Shares of Apple Computer Inc. were in focus for a second day and off 3 percent in European trading, after the Financial Times reported the company gave chief executive Steve Jobs 7.5 million stock options in 2001 without the required authorization of the company's board.
The report comes after Apple shares fell as much as 6 percent on Wednesday on a report in legal trade publication The Recorder that federal prosecutors were looking at ''apparently falsified'' stock option documents at the company.
Investors were also looking to get a better read on the U.S.
economy after U.S. stocks staged a broad rally on Wednesday, sparked by a government report on new home sales that suggested a possible bottom to the housing market's decline.
December consumer confidence data, November existing home sales and the Chicago Purchasing Managers Index are all due at 10 a.m.
''These three data points are really going to be important today ... and you have some anticipation that existing home sales may not have been as strong as the new home sales,'' said Paul Mendelsohn, chief investment strategist at Windham Financial Services in Charlotte, Vermont. ''Light volume with people being away has really helped the bulls to push this market right through the top. Today's up in the air, we could go up 100 points or we could stay where we are.'' Standard&Poor's 500 futures were down 1.1 points, slightly below fair value, a formula that evaluates pricing by taking into account interest rates, dividends and time to expiration on the contract.
Dow Jones industrial average futures were down 13 points, and Nasdaq 100 futures were down 2.75 points.

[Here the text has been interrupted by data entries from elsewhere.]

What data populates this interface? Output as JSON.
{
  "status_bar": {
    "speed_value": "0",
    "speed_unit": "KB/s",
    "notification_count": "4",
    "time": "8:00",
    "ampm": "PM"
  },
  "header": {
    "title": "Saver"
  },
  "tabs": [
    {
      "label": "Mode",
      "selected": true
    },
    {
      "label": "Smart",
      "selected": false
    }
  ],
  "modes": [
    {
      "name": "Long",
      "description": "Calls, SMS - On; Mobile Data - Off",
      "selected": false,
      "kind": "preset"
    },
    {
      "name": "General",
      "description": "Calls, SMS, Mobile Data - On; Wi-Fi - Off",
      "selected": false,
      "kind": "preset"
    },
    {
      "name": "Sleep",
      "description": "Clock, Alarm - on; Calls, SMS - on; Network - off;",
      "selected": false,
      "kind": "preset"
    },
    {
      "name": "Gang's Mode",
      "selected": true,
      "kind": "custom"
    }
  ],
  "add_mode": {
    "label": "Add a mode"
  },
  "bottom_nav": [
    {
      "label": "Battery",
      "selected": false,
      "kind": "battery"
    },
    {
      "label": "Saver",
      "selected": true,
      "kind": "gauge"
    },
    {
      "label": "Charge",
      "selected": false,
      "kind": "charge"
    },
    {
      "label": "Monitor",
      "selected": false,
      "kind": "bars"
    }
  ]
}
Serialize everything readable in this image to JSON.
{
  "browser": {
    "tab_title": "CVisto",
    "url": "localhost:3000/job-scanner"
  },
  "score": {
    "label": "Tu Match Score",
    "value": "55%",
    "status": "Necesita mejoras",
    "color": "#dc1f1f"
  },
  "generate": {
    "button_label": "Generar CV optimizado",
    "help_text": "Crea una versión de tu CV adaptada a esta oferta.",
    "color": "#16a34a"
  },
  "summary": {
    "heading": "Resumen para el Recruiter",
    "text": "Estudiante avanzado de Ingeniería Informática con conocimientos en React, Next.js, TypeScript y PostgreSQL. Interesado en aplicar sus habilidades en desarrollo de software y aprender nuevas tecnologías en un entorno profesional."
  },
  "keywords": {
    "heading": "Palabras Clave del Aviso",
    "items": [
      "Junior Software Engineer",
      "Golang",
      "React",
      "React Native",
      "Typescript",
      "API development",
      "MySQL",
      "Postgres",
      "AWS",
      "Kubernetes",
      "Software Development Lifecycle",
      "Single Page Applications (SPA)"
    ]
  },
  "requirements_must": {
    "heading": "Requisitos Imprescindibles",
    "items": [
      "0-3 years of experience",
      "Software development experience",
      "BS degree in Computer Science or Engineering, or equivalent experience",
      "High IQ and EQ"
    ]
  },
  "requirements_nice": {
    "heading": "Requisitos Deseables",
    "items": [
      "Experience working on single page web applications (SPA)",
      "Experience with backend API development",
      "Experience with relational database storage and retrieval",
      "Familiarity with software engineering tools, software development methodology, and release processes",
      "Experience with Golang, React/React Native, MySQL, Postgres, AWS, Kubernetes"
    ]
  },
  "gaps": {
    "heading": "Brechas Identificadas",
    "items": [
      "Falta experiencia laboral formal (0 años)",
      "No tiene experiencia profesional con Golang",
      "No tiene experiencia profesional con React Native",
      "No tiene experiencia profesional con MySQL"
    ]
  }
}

Economists polled by Reuters expect the Conference Board's index of consumer confidence to have eased to 102 this month from 102.9 in November.
A report from the National Association of Realtors' is expected to show sales of U.S. existing homes declined to a 6.20 million annual pace in November, from a 6.24 million rate in October.
Shares of Alcoa Inc. were up 1.1 percent in European trading after the aluminum producer said members of a Cleveland, Ohio union ratified a four-year labor ckntract to end a two-month strike.
Also on the economic front, the Labor Department reports weekly jobless claims at 8:30 a.m. and the Kansas City Federal Reserve Bank releases its December area manufacturing report at 11:00 a.m.
On Wednesday, the Dow Jones industrial average jumped 102.94 points, or 0.83 percent, to end at a record 12,510.57. The Standard&Poor's 500 Index advanced 9.94 points, or 0.70 percent, to finish at 1,426.84. The Nasdaq Composite Index climbed 17.71 points, or 0.73 percent, to close at 2,431.22.